Folks who are nostalgic for old-time farm equipment are sure to enjoy one of the monthly tractor pulls in Marshallville. The Marshallville Antique Tractor Pullers have been putting on monthly summertime pulls since 1982. Competition ranges from three to 12 mph. This summer’s dates are Saturdays, June 22, July 27, Aug. 24 and Sept. 21.

Another summer-long favorite in Wayne County — the Northern Ohio Outlaws of the Cowboy Mounted Shooting Association — hold their free monthly performances at the Wayne County Fairgrounds on Saturdays and Sundays on the following weekends: June 8-9, July 6-7, July 27-28 and Aug. 17-18. Perhaps the fastest growing equestrian sport in the nation, mounted shooting combines the disciplines of riding and shooting into a fast-paced, high-energy sporting event.

Wayne County visitors and locals alike can have a fun time for charity at the 54th annual Ohio Mennonite Relief Sale on Friday and Saturday, Aug. 2-3 at the Wayne County Fairgrounds.

“It’s a huge event that draws people from all over,” Starkey said. “Tons of quilts are auctioned off along with high-quality, donated, handmade furniture.”

Proceeds from the relief sale benefit the world relief work of the Mennonite Central Committee.

Tuscarawas County

“Summer is one of the best times to visit Tuscarawas County because all of our historic attractions and museums are open for the season,” said Jesse Rothacher, communications manager for the Tuscarawas County Convention & Visitors Bureau. “Where else can you step back in time and visit the Ohio Frontier?”

The home of Historical Zoar Village, Gnadenhutten Museum and Historical Park, Historic Schoenbrunn Village in New Philadelphia, and Fort Laurens in Bolivar, Tuscarawas County is a major center of Ohio history.

On Saturday, July 13 from 10 a.m. to 5 p.m., Fort Laurens will be the venue of a Revolutionary War reenactment presented by the Brigade of the American Revolution. The event will allow visitors to travel back in time and spend a weekend at the fort, explore British and continental camps, meet soldiers from both sides of the conflict, and learn about early American life.

The Swiss, German and Amish heritage of the region can be experienced at the free Alpine Hills Museum near the World’s Largest Cuckoo Clock in Sugarcreek. The three-floor museum is open Monday through Saturday from April through October.

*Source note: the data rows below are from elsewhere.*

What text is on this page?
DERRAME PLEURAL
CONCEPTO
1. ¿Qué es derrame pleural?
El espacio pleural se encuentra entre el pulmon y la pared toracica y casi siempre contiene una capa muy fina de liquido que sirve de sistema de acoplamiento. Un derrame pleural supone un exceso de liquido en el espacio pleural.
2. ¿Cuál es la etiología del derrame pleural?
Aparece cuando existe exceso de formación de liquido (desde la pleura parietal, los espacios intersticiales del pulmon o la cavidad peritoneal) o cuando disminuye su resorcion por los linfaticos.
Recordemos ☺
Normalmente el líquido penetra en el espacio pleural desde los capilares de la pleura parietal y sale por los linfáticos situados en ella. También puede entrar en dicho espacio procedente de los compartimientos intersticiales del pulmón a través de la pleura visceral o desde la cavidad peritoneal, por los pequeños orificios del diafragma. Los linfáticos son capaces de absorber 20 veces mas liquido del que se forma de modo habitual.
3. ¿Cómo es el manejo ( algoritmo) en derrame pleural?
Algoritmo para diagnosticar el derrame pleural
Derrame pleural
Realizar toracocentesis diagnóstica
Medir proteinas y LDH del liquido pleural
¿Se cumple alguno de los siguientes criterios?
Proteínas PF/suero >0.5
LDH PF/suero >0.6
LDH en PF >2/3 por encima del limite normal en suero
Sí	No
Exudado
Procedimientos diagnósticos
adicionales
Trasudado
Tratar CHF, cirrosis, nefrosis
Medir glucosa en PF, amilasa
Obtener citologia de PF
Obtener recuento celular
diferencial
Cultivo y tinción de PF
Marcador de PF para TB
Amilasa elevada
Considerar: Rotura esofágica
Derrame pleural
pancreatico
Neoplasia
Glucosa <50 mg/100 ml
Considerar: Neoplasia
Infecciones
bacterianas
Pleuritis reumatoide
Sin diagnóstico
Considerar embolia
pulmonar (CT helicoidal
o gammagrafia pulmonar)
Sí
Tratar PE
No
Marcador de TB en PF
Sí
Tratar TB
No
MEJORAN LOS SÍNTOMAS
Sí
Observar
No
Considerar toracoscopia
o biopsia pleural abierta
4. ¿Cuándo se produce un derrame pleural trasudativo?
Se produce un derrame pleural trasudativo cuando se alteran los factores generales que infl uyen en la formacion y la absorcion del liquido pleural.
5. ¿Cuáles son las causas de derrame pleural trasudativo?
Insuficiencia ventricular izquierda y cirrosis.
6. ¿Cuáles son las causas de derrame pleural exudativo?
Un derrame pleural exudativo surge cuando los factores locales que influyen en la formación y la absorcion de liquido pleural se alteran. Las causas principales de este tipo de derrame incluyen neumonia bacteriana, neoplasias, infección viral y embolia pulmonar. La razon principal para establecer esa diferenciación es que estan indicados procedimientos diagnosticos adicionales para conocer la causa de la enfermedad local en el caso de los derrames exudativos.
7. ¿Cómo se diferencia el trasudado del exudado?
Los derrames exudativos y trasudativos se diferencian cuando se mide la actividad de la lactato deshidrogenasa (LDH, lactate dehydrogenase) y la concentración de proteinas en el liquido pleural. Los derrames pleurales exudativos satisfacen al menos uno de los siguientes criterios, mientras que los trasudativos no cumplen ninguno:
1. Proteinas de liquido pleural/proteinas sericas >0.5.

Historic Zoar Village will host its annual Harvest Festival with an Antiques and Artisan Show on Saturday and Sunday, July 27-28.

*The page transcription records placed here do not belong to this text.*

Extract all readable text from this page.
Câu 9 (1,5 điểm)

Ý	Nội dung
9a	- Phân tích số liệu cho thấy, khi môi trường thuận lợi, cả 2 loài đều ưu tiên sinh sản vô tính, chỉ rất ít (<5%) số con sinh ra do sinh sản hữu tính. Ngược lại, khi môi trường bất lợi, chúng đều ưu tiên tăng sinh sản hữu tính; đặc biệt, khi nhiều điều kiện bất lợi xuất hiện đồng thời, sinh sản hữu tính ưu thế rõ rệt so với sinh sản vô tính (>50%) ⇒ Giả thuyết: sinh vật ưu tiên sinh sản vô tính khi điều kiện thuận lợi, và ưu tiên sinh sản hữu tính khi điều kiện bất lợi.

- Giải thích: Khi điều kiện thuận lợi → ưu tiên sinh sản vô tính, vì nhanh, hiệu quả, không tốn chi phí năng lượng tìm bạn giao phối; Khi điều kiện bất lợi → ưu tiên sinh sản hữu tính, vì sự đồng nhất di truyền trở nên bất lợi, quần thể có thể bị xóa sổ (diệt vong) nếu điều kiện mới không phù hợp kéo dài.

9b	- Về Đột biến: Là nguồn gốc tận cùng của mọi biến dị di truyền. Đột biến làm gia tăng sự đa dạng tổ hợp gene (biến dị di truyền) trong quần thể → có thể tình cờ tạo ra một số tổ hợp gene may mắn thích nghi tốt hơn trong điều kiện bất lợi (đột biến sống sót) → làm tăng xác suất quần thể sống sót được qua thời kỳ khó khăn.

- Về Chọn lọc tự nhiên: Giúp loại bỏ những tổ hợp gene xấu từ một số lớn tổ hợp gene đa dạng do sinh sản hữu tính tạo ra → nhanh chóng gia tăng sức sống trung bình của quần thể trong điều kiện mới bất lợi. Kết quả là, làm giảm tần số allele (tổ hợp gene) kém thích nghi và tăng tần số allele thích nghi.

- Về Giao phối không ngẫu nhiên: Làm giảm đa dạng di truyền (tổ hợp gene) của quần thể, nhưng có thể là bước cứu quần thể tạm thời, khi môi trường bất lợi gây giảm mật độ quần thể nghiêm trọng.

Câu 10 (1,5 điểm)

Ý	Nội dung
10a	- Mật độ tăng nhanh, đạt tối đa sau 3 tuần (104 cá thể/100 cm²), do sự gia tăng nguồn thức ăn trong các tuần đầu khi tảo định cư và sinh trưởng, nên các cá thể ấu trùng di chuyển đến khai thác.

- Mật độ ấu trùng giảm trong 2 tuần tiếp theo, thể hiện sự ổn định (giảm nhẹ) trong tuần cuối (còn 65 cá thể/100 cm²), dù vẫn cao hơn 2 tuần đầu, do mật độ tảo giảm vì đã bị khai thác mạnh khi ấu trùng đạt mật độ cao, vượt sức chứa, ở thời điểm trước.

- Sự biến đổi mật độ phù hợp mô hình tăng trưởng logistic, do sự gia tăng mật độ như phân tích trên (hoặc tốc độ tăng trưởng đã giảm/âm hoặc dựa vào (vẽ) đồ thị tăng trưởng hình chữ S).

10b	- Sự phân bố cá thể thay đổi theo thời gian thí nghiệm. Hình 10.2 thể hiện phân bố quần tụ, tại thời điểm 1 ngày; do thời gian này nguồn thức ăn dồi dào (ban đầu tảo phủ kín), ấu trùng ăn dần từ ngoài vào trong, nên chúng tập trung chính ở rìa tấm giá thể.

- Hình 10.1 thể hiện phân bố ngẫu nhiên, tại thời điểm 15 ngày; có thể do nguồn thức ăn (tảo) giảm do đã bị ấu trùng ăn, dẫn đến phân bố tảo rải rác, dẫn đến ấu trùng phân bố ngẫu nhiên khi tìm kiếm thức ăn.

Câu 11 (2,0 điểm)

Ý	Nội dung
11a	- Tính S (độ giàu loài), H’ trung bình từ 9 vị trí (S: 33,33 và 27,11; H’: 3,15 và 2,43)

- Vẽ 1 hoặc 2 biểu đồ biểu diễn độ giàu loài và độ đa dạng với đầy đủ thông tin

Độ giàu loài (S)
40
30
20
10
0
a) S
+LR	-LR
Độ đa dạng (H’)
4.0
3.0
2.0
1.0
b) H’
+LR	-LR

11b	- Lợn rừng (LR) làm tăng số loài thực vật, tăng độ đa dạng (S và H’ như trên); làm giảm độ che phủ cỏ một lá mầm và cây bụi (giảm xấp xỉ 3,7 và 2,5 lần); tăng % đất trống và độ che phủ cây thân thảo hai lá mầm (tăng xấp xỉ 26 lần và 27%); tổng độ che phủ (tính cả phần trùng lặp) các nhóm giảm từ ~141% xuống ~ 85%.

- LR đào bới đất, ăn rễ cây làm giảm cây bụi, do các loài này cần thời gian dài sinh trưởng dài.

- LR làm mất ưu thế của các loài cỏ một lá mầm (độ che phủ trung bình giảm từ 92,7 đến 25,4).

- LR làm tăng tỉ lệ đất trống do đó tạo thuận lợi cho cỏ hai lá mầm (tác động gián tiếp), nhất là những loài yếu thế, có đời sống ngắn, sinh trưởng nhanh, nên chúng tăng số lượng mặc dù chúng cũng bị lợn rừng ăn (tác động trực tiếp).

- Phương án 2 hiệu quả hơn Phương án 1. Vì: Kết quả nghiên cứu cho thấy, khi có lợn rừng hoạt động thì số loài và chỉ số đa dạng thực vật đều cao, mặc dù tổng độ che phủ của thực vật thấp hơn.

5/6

“You don’t want to miss out on seeing the beautiful Zoar Gardens in their full splendor,” Rothacher said.

For those who prefer their history a little more recent, the 29th annual Fabulous ‘50s Fling will be held on Friday and Saturday, June 7-8 in Sugarcreek. The Fling includes classic cars, music of the 1950s and food provided by local nonprofit organizations.

A somber day in American history will be recognized with the display of more than 300 quilts in Dover, courtesy of the 9/11 Memorial Quilt Project. The display will be held at Dover Middle School on Saturday, June 22 from noon to 8 p.m. The project was originally a dream of an Arizona resident who collected more than 20,000 quilt squares from all over the world — to honor each victim of 9/11. Although she passed away before she was able to complete this project, a Michigan resident took over the project and has made it her mission to take the quilts on tour to give others the opportunity to see them. Admission is free.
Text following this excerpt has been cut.